I'm doing this because I love to get to know the "real" people behind their blogs. I think so many of us are afraid to tell the truth whatever it may be. We want others to like us. We want others to read our blog. We don't want to scare anyone away.
Today's Interview: Jane Caske
I'm very Type A. Which means that my greatest weakness is worrying about perfection. I worry all the time. I worry about huge things (the environment, jobs, money...), medium things (did I play with my child enough today, was I nice enough to people, do they like me...) and little things (is my house clean enough, is that a cute outfit...). I usually like to worry at night, like when I'm supposed to be sleeping. What's your greatest strength? When I love someone, I love them with all of me. I will go to the ends of the earth for you. What has emotionally crippled you in your lifetime? I would say that being so type A has been my achiles heal. Type A is a need to be not only be perfect (perfect student, artist, daughter, girlfriend...) but in my case make everyone happy around me, at all costs. It led me to strugging with an eating disorder through my teens and twenties which eventually had me hospitalised and put my fertility in jeopardy. Everything came to a head in my late twenties when I was living in my abusive, first marriage. I had a miscarriage and the night I was in the hospital decided that enough was enough and I would now be in control of my life. I moved back to Canada, got counselling for the eating disorder, got a divorce and decided who I wanted to be. I was even able to whether my own parent's divorce without a relapse.
What has elated you with joy in your lifetime? Once I liked myself, I found my husband. My other half. Since we were told we couldn't have children, we made peace with it and built a happy life. Almost 10 years later we got the surprise of our lives by being told we were expecting. Just four weeks shy of my 40th. birthday I gave birth to the light of my life. My little girl. Two years on the sun rises and sets on her :-)
Have much have you evolved since your teenage years? Are you a similar person? I think that I have the same core values I had as a teenager but I have learned to make my family and myself happy before others.
What's something you don't want to tell us about? Gack! I'm pretty open. I guess it would have to be my credit card balance. It is high, like really high but I've got a handle on it now and am edging it down.
When the world is crashing down on you, where do you go? Well, as my credit card balance will attest, I used to go shopping. Now when I am really upset I tend to write, a lot.
Do you have any goals? What are they? I would really like to continue to grow my blog. I never thought that would be so much fun. I want to be totally debt free within the next year. I want to become better at 'letting go'. I'm Irish, Scottish and Mohawk-my people know how to hold a grudge.
Can you honestly say you love what you do? I honestly do. I'm a grade eight, English teacher and LOVE my job. There is certainly never a second to be bored.
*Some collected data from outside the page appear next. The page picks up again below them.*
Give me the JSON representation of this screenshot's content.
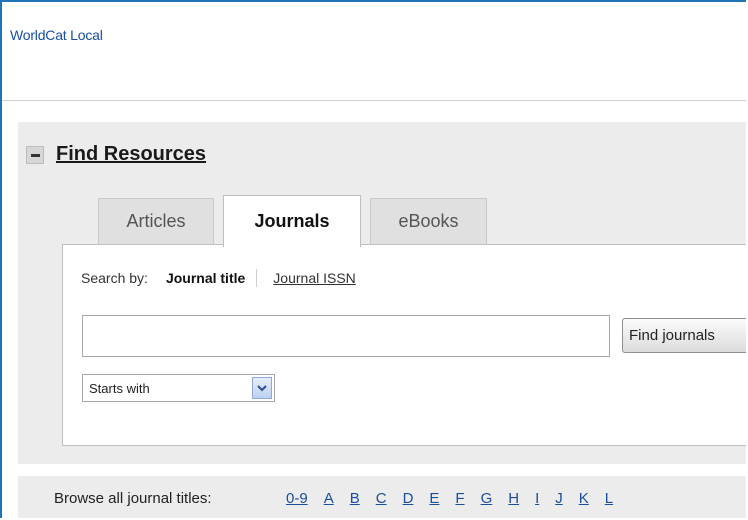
{
  "app": {
    "title": "WorldCat Local"
  },
  "section": {
    "title": "Find Resources"
  },
  "tabs": [
    {
      "label": "Articles",
      "active": false
    },
    {
      "label": "Journals",
      "active": true
    },
    {
      "label": "eBooks",
      "active": false
    }
  ],
  "search_by": {
    "label": "Search by:",
    "options": [
      "Journal title",
      "Journal ISSN"
    ],
    "selected": "Journal title"
  },
  "query": {
    "value": "",
    "placeholder": ""
  },
  "find_button": {
    "label": "Find journals"
  },
  "match_select": {
    "selected": "Starts with"
  },
  "browse": {
    "label": "Browse all journal titles:",
    "links": [
      "0-9",
      "A",
      "B",
      "C",
      "D",
      "E",
      "F",
      "G",
      "H",
      "I",
      "J",
      "K",
      "L"
    ]
  },
  "colors": {
    "frame_border": "#1f73b7",
    "link": "#1a4fa0",
    "panel_bg": "#ececec"
  },
  "icons": {
    "collapse": "minus-icon",
    "dropdown": "chevron-down-icon"
  }
}
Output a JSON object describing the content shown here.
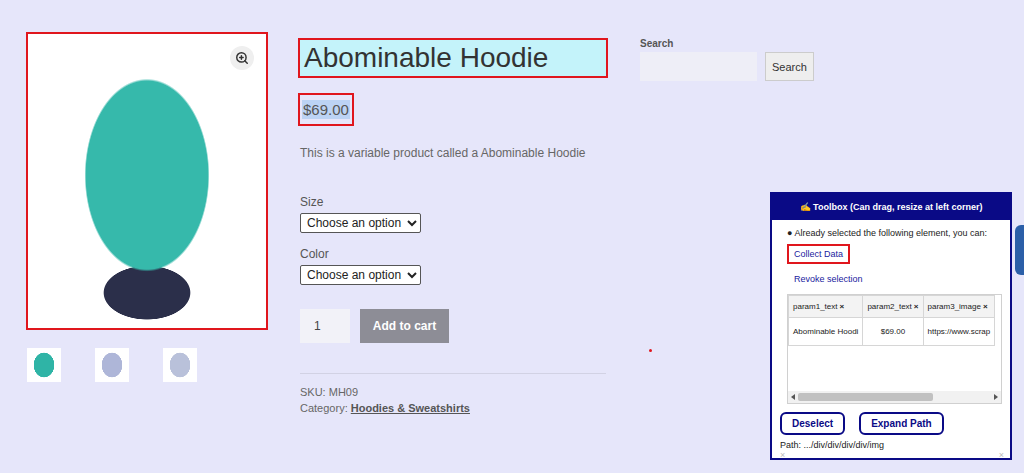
{
  "product": {
    "image": {
      "selected": true
    },
    "thumbnails": [
      {
        "color": "#2fb4a6"
      },
      {
        "color": "#aeb6d8"
      },
      {
        "color": "#b9c1da"
      }
    ],
    "title": {
      "text": "Abominable Hoodie",
      "selected": true
    },
    "price": {
      "text": "$69.00",
      "selected": true
    },
    "description": "This is a variable product called a Abominable Hoodie",
    "options": [
      {
        "label": "Size",
        "value": "Choose an option"
      },
      {
        "label": "Color",
        "value": "Choose an option"
      }
    ],
    "quantity": "1",
    "add_to_cart": "Add to cart",
    "sku_label": "SKU:",
    "sku": "MH09",
    "category_label": "Category:",
    "category": "Hoodies & Sweatshirts"
  },
  "search": {
    "label": "Search",
    "button": "Search"
  },
  "toolbox": {
    "title": "✍️ Toolbox (Can drag, resize at left corner)",
    "message": "● Already selected the following element, you can:",
    "actions": [
      {
        "label": "Collect Data",
        "selected": true
      },
      {
        "label": "Revoke selection",
        "selected": false
      }
    ],
    "table": {
      "columns": [
        {
          "label": "param1_text",
          "remove": "×"
        },
        {
          "label": "param2_text",
          "remove": "×"
        },
        {
          "label": "param3_image",
          "remove": "×"
        }
      ],
      "rows": [
        [
          "Abominable Hoodi",
          "$69.00",
          "https://www.scrap"
        ]
      ]
    },
    "scroll": {
      "level": 0.7
    },
    "buttons": [
      "Deselect",
      "Expand Path"
    ],
    "path": "Path: .../div/div/div/div/img",
    "corner_marks": [
      "×",
      "×"
    ]
  }
}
Who has been the single most influential person in your lifetime thus far? My daughter has completely changed my life. I know it is trite but I never realised my capacity to love until she came along.
Honestly, we are all striving for something, what is your greatest goal in life? I'm not talking about money! My greatest goal is raising a happy, healthy, strong woman. Whatever she does is fine with me as long as she is herself and happy.
Name your most defining moment!!!
I would have to say it was that night in the hospital after my miscarriage.
Are there people in your past that you wish you could make amends with? I wish that I could have a better relationship with my sister. We love each other but we don't like each other right now. We're sharing care of my Mother who has Alzheimer's and it is not easy. We speak right now only when we have to.
What memory will be forever burned in your mind to the point where you can smell the room and feel the energy? I remember being just about ready to walk down the aisle of my first wedding. The feel of the dress, the candles, my Dad's arm and...the little voice in my head saying "don't go through with this". I did and I really shouldn't have but there isn't much room in life for regret. I'm so happy in the place I am now that I wouldn't change the path I took to get there. But boy! When that little voice talks now I really listen.
I read like a fiend and have since I was four. I'll read anything but have a softspot in my heart for sci-fi and mysteries. I can't really narrow it down more since even with my (almost) two year old I still read 3-4 books a week. I LOVE a whole bunch of movies. They usually show-up on my blog as inspiration for food. Right now I'm working on an idea for a "Gosford Park" inspired party.
What movie and or book speaks to you?
What is your greatest wish right here and now? My greatest wish is to (anyone else have "Miss Congeniality" in their heads saying 'World Peace'?) raise a good human being.